Schließlich führt mich Madame Olivenblatt, die unausgesetzt plaudert, in eine Modell-Maori-Festung, die auf einem Hügel steht. Darin gibt es einen ausgehöhlten Felsen, in dem ihre Vorfahren Menschengehirne zu kochen pflegten. Nur die Häuptlinge durften von dieser Delikatesse kosten. » They did not know it better,« sagt sie entschuldigend. Als ich ihr aber erzähle, daß die Maori von Hause aus keine Menschenfresser gewesen sind, sondern es erst wurden, als der Moa-Vogel ausgerottet und kein Fleisch mehr aufzutreiben war, ist sie hocherfreut und möchte mehr hören. » You know better than I!« sagt sie bescheiden. In einen alten Torpfosten ist die rührsame Geschichte von Tutanekai und Hinemoa eingeschnitzt. Sie läßt es sich nicht nehmen, mir diese Liebesgeschichte, die ich schon kenne, zu erzählen. Es gehört zu ihren Führerpflichten. Und sie erzählt enthusiastisch, wie Tutanekai die schöne Hinemoa geliebt habe. Sie war aber von so hohem Range, daß an Heiraten nicht zu denken war. Deshalb spielte Tutanekai auf seiner Insel Mokoia abends traurig die Flöte und konnte Hinemoa nicht vergessen. Sie hörte die Klänge über den See schallen und Sehnsucht ergriff ihr Herz. Eines Abends warf sie sich in die Fluten und schwamm und schwamm. Dreimal verließen sie die Kräfte, aber die Liebe hielt sie aufrecht. Erschöpft erreichte sie das Ufer, wo Tutanekai sie erst töten wollte, weil er sie im Dunkel der Nacht für einen Mann hielt; als er aber ihre zarte Stimme hörte, erkannte er sie, breitete seinen Mantel um die Nackte und führte sie glückselig in sein Haus.

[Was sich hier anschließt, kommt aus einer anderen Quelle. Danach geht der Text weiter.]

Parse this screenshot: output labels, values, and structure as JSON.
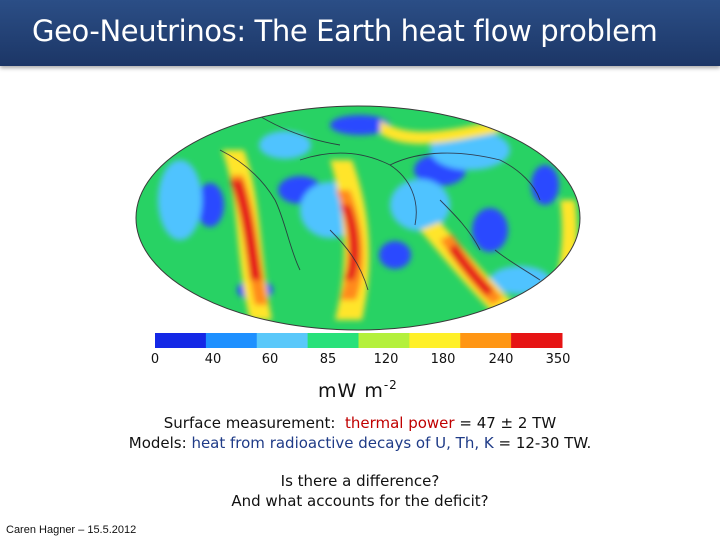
{
  "slide": {
    "title": "Geo-Neutrinos: The Earth heat flow problem",
    "colorbar": {
      "labels": [
        "0",
        "40",
        "60",
        "85",
        "120",
        "180",
        "240",
        "350"
      ],
      "colors": [
        "#1428e6",
        "#1e90ff",
        "#5ac8fa",
        "#28e17a",
        "#b4f03c",
        "#fff028",
        "#ff9614",
        "#e61414"
      ],
      "unit_base": "mW m",
      "unit_exp": "-2"
    },
    "map_colors": {
      "ocean_base": "#28d264",
      "cold": "#2a48ff",
      "cool": "#4fc3ff",
      "warm": "#ffe52a",
      "hot": "#ff8a1a",
      "very_hot": "#e51c1c"
    },
    "surface": {
      "label": "Surface measurement:",
      "highlight": "thermal power",
      "value": "= 47 ± 2 TW"
    },
    "models": {
      "label": "Models:",
      "highlight": "heat from radioactive decays of U, Th, K",
      "value": "= 12-30 TW."
    },
    "question1": "Is there a difference?",
    "question2": "And what accounts for the deficit?",
    "footer": "Caren Hagner – 15.5.2012"
  }
}
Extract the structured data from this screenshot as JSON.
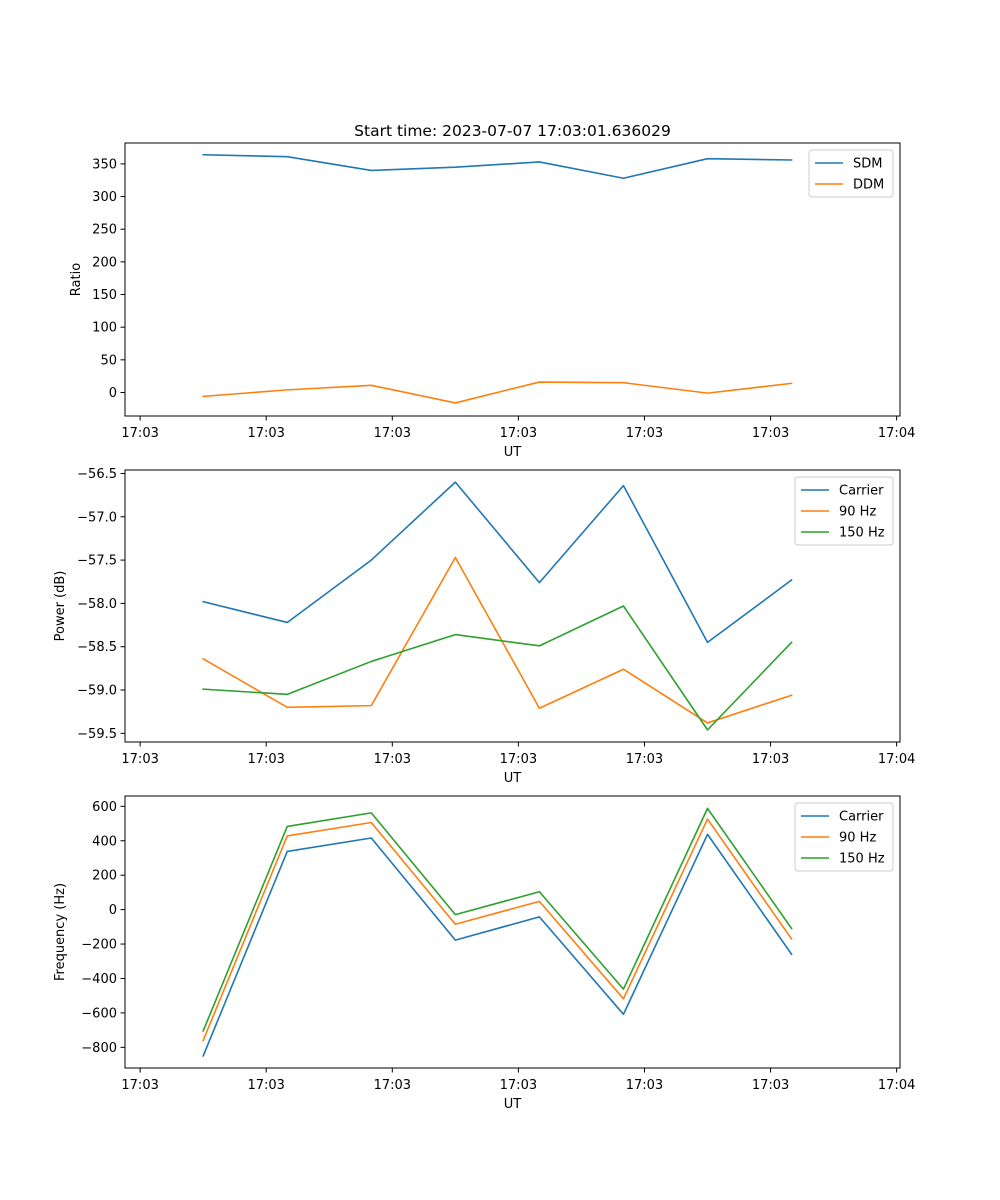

»Aehnliche Sagen gibt es auch bei anderen Völkern,« bemerkte ich.

»Aber dies ist keine Sage!« rief Olivenblatt, »die Geschichte ist wahr, ich selbst stamme von Hinemoa ab, meine Familie führt noch heute ihren Stammesnamen und ist bis auf diesen Tag von hohem Rang unter meinem Volke.«

Ueber schwanke Sinterbrücken, die sich unter dem Fuße bogen, führte Hinemoas Ur-Urenkelin den Pákeha auf Zickzackwegen zurück zwischen kochenden Schlammkesseln, brodelnden Seen und springenden Geisern. Nachdem sie mir noch ein Eintrittsbillett für einen großen Maoritanz, der am nächsten Abend stattfinden sollte, verkauft und ihr Führerhonorar nebst außergewöhnlich großem Bachschich in Empfang genommen hatte, drückte sie mir fest die Hand, entnahm einem Täschchen ihre Photographie, schrieb eine Widmung in Maori auf die Rückseite und reichte sie mir zum Andenken. » You know a great deal and you have been interested – it was a pleasure to guide you!« rief sie begeistert. »Sie wissen sehr viel, und alles hat Sie interessiert – es war ein Vergnügen, Sie zu führen!«

Und stolz auf das Lob der schönen Frau, bestieg ich meinen Wagen und fuhr zurück nach Rotorua.